The alchemy of art
Charlotte Flint is Curatorial Assistant of Jean Dubuffet: Brutal Beauty, a Barbican exhibition due to open to the public on May 17. We go behind the scenes with her to find out more about the mysterious artist at the heart of this show.
I feel extremely lucky that we are able to share this exhibition with the world and I take a lot of solace in that. One of the biggest challenges for us was a lack of any certainty over if, and when, we could hope to open the exhibition, as it was originally due to open to the public in September 2020. Galleries and museums all over the world have been in a state of flux, trying to reorganise their programming, and in worse case scenarios, cancelling long-planned exhibitions.
Fingers crossed that by May 17, when the show opens to the public, we will be over most of the hurdles! It’s been very challenging bringing the exhibition together as we are borrowing amazing artworks from a number of different countries in the midst of a global pandemic, but there has been an incredible will and spirit to make this show happen — which makes it feel even more special.
I still feel like I’m being constantly surprised by Dubuffet and his work.
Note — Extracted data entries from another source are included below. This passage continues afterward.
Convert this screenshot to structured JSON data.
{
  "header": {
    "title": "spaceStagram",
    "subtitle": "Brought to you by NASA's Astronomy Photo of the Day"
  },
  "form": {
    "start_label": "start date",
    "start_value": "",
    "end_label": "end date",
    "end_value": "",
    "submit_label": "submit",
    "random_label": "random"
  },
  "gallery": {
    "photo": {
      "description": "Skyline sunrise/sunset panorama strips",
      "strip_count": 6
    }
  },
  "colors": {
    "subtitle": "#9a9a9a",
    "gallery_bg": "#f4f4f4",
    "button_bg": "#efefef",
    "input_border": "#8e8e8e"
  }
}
Dubuffet is a nonconformist in every sense of the word and I have been delighted to learn about his energy and thirst for life: from his years spent as a wine merchant, his bohemian lifestyle with his wife Lili (including a love of playing the accordion!), his decision to devote himself fully to art aged 41 and his admiration for artists existing beyond the so-called mainstream.
This doesn’t even touch on his art-making practice, which is more akin to alchemy — using gravel, sand, sponge, butterfly wings, shards of glass, lava and remnants of burnt cars (to name but a few) — to bring vital work to life that captured his constant experimentation.
I hope that visitors to the exhibition come away feeling inspired and empowered to question what art is and can be and who can make it. I also really hope visitors feel energised by the vigorous spirit of creation that is embodied by Dubuffet and the sixteen Art Brut artists in the exhibition.
Dubuffet actively rejected the traditional, academic art of his day stating that he wanted his paintings to ‘amuse and interest the man in the street, when he gets out of work, not the finicky, nor the sophisticated, but the man who has no training nor particular opinions’. So, he certainly aimed for his artwork to have a mass appeal, rather than being produced for an art world elite, but he was also part of the system that he rejected. As an educated, upper middle-class man whose artwork was commercially successful, to some extent he was far removed form the ‘man in the street’ who he sought to impress. Dubuffet was very mindful of this and did address this paradox; in a 1977 interview with art historian Michael Peppiatt he said: ‘the success my work has had is quite contrary to the beliefs I hold’.
Dubuffet described his rejection of academic art as ‘anti-cultural’; I would go as far as to say this is pivotal to his entire artistic output and identity. In addition to constantly making art, Dubuffet was also a prolific writer, and he gave a lecture in December 1951 called Anticultural Positions where he outlined his rejection of artistic convention and culture. He said: ‘[this culture] no longer has real and living roots… I aim for an art which would be in immediate connection with daily life, an art which… would be a very direct and very sincere expression of our real life and our real moods’. For Dubuffet, art was an opportunity to reflect the reality of life in all its grittiness and wonder — which is why the title Brutal Beauty feels so apt!
My favourite part of working on this exhibition has been working on the two sections of the show that include artists from Dubuffet’s collection of Art Brut. Drawn to the work of self-taught artists, which he felt was ‘more alive and passionate than any of the boring art that has been officially catalogued’, Dubuffet became interested in art made by graffitists, tattooists, spiritualists, incarcerated people and individuals in psychiatric care.
Between 1945 and 1971, he collected more than 5,000 artworks by 133 creators; he called this work ‘Art Brut’, which literally means ‘raw’ or ‘crude’ art. In English, Art Brut is often referred to as Outsider Art, but since Dubuffet fought against established cultural norms and was critical of labelling anyone an ‘outsider’, we have decided to keep his original term throughout our discussions of this work.
He donated his collection to the city of Lausanne in Switzerland and we have worked closely with the Collection de l’Art Brut, which houses these artworks, to curate two displays of work by artists from Dubuffet’s collection. It’s so exciting to be exhibiting work by sixteen remarkable Art Brut artists alongside Dubuffet’s own work, foregrounding the radical effect they had on his own practice and his understanding of what art had the potential to do. Some of these artists are very little known, so the exhibition has been an incredible opportunity to do further research and learn more about their extraordinary practice.
Working on this exhibition, there has never really been an average day! Any day can see a combination of research and writing, meetings with artists, designers and architects, assisting with loans and logistics, installing artwork in the gallery with our technical team, giving tours and participating in events, as well as working on the exhibition catalogue and accompanying public programme. It is busy and varied and certainly keeps me on my toes.